Hi,
 The latest TLS 1.3 draft re-uses the sha256(4), sha384(5), sha512(6)
with ecdsa(3) signature algorithms IDs for the following signature
algorithms:
    /* ECDSA algorithms */
    ecdsa_secp256r1_sha256(0x0403),
    ecdsa_secp384r1_sha384(0x0503),
    ecdsa_secp521r1_sha512(0x0603),

These are similar but have different semantics; as indicated by their
name they can be used with a single curve. That makes the handshake
conversation something like:

Client: Use ecdsa_secp256r1_sha256 under TLS 1.3 or ecdsa with
whichever curve and sha256 if under TLS 1.2.

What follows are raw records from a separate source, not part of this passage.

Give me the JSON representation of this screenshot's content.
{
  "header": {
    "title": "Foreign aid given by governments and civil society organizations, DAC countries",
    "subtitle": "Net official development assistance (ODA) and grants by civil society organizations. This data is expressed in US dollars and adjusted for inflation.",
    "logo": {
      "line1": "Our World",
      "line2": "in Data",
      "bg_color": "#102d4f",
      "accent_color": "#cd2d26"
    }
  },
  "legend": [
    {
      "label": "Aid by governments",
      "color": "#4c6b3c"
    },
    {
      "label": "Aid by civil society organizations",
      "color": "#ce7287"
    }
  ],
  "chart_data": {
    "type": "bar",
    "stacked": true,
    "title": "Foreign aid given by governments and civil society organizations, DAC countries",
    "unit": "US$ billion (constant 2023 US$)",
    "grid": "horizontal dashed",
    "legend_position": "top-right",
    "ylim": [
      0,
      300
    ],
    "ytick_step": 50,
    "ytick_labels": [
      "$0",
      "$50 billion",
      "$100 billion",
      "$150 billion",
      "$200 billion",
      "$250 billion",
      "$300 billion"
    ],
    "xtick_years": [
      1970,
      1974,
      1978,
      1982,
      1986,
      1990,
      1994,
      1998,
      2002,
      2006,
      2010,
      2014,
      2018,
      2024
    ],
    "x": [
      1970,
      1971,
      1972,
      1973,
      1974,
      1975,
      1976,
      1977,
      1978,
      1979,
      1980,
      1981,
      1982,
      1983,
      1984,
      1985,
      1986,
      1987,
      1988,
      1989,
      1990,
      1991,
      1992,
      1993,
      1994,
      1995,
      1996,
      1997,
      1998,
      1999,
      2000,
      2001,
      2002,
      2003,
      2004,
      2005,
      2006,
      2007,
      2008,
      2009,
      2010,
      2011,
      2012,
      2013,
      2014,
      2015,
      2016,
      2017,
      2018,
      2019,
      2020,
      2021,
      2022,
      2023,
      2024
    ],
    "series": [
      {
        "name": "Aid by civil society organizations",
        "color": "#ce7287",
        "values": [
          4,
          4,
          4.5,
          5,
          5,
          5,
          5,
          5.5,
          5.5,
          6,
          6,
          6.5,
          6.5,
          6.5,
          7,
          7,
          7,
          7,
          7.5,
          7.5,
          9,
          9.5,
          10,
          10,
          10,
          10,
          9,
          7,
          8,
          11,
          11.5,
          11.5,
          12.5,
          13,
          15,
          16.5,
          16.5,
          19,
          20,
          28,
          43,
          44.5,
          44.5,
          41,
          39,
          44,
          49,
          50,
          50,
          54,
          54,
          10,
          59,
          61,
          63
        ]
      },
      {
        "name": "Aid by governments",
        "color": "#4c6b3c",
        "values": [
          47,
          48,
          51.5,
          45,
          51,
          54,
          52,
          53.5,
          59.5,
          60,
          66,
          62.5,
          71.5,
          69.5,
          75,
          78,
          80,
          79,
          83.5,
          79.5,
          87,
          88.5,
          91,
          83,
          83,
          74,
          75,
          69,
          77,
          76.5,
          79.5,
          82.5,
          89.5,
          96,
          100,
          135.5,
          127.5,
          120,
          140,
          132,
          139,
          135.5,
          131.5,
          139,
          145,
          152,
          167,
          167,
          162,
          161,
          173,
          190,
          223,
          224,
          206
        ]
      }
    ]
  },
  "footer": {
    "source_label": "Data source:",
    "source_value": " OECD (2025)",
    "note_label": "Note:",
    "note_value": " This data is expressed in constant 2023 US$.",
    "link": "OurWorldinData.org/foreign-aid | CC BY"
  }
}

That apart from being confusing, means that a client which is willing
to fallback to TLS 1.2 cannot restrict its options to
ecdsa_secp256r1_sha256 (i.e., require the secp256r1 curve for
signatures).

One could work-around it, by utilizing the elliptic curves extension,
but that has also different semantics under TLS 1.3.

So my question is why not go for the simpler approach and create new
identifiers for the new signature algorithms? (similarly to RSA-PSS).
Is there an advantage of re-using the ECDSA signature algorithm
identifiers to mean something different in TLS 1.3? Was there some
discussion on the topic on the list?